From wi(4): "Very old versions of firmware are not supported at all."  No idea how to check the firmware version, and finding updates might be tricky.  If that's even the problem.


----------



## kb1ujs (Nov 11, 2010)

phoenix said:
			
		

> Hrm, this card might be too old to do things via wpa_supplicant, then.
> 
> Have you tried setting the ssid and what-not manually via ifconfig at the shell?  You don't mention that in the first post.



I tried the recipe in the FreeBSD Handbook first, with no luck.  I could create the wlan0 device easily enough, but any options passed to ifconfig in rc.conf didn't seen to make any difference.  Ifconfig at the shell does set things like the ssid, channel and such, but the end result is the same as the autoconfig.  Once it says "Associated" it has no SSID, and if it has an SSID it says no carrier.

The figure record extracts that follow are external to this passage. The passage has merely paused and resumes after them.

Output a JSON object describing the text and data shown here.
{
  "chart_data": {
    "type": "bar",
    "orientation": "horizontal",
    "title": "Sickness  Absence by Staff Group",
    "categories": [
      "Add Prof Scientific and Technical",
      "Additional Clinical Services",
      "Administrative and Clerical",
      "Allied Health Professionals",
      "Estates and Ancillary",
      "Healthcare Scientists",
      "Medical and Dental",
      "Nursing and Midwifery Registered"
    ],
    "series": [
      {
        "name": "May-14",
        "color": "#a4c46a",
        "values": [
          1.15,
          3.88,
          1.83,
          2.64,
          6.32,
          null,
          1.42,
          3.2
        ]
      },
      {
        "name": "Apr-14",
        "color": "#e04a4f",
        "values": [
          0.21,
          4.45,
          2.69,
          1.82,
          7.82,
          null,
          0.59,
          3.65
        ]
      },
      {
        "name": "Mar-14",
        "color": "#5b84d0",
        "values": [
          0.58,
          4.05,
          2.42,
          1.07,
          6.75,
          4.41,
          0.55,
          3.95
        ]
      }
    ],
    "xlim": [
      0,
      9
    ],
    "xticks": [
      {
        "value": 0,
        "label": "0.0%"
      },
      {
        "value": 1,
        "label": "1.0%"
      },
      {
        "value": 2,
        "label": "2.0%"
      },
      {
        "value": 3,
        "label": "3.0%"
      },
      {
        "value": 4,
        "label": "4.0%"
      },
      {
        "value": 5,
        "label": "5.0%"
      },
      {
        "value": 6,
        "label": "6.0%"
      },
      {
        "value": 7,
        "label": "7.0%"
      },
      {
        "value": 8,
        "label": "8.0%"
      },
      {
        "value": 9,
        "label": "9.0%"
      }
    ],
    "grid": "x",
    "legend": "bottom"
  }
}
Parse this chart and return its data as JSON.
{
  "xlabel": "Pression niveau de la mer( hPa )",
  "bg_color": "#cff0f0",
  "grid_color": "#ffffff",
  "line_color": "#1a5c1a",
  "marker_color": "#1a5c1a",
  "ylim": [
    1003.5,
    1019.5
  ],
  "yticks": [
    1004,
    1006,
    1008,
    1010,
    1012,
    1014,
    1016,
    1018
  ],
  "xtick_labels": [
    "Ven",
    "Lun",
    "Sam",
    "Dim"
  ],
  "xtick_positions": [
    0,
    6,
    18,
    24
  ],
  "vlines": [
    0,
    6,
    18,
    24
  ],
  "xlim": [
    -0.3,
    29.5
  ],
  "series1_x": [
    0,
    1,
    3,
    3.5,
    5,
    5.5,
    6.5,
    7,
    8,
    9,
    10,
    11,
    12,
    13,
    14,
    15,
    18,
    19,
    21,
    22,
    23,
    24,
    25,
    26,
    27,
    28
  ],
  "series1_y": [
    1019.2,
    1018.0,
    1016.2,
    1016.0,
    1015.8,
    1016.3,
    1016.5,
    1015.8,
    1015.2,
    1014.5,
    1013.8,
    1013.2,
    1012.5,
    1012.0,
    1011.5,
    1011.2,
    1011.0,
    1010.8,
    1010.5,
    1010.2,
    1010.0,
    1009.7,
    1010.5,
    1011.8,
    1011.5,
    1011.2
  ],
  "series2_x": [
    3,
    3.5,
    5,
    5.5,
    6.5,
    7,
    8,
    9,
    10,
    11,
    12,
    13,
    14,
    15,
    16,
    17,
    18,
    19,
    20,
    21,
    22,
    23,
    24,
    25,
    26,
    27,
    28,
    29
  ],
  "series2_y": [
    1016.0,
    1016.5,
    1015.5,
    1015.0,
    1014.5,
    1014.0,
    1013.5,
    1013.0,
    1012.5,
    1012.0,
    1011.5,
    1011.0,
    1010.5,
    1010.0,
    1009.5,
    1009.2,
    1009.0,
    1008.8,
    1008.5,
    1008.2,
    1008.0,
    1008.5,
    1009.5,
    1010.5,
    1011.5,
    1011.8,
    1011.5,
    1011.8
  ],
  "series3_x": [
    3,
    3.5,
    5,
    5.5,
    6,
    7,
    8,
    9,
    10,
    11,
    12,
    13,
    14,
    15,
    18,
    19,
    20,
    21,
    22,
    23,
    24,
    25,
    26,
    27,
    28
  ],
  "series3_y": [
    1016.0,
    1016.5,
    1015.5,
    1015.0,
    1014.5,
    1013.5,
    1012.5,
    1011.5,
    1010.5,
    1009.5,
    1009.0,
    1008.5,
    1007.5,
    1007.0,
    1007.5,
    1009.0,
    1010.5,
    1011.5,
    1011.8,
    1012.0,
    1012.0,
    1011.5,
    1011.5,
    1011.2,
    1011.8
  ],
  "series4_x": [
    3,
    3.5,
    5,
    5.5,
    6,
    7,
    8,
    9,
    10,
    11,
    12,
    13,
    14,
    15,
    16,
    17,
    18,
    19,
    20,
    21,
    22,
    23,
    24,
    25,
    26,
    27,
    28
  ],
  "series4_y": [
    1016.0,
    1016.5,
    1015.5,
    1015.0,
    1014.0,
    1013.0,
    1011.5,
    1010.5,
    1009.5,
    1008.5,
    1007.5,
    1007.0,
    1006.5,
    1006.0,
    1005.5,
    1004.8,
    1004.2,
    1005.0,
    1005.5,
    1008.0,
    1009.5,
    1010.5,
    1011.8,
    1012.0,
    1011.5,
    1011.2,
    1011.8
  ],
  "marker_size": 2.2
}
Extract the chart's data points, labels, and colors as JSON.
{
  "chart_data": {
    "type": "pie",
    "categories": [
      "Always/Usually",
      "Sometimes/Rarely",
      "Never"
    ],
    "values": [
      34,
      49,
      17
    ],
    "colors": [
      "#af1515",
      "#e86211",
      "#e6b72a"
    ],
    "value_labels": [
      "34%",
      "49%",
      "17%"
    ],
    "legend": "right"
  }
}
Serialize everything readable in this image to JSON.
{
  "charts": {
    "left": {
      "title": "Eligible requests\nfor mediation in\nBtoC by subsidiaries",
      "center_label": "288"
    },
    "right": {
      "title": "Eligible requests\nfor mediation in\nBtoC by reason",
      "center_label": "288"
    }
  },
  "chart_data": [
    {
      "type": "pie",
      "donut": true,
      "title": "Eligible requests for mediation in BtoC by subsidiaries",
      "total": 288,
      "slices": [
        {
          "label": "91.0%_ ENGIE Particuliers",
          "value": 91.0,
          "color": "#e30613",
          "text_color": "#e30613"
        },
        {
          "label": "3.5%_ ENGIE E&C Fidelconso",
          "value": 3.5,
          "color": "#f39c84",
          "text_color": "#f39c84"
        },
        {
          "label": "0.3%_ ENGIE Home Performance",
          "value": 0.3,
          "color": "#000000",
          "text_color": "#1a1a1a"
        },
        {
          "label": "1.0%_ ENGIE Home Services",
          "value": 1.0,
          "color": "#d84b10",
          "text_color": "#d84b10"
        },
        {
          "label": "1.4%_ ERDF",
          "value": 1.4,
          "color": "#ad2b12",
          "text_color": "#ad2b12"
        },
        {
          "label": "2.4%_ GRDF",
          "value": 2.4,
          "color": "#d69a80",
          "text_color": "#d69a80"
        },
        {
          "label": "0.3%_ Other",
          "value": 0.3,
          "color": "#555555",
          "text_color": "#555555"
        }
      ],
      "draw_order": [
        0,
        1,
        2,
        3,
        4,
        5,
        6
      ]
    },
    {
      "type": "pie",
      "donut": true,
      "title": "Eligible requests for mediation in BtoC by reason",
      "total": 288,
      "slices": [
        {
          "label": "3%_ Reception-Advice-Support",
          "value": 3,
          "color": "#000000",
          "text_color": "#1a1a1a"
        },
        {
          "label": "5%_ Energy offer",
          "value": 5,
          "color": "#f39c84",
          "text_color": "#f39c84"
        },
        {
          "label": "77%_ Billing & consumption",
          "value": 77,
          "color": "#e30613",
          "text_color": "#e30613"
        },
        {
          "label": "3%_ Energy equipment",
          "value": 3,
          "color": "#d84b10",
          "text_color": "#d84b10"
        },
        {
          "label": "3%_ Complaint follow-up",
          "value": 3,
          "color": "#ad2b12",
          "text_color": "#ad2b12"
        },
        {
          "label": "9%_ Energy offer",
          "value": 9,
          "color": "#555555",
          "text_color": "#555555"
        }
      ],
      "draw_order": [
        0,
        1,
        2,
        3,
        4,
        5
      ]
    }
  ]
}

I just grabbed the Belkin USB wireless adapter off my wife's PC to make sure I was configuring things in a sensible way.  The Belkin device is supported by the zyd driver and jumped right on the network.  I think I'm going to quit banging my head against this and find something to use long-term that's better supported.

Ken


----------



## kb1ujs (Nov 11, 2010)

I dug around and found an old Dlink DWL-650 PCMCIA card tonight.  It has a different chipset than the Orinoco but uses the wi driver.  It was recognized and connected to the network using the same rc.conf entries I was trying to use for the Orinoco.  I'm guessing that there's a firmware issue that I need to address in the Orinoco card.  I'll check it out at some point and report back if I figure anything out.

Ken


----------



## kb1ujs (Nov 11, 2010)

Well, I just found out the Orinoco had the latest firmware on it already.  I guess FreeBSD just doesn't like that card right now.  The DWL-650 is working fine, so we'll go with that.

Ken


----------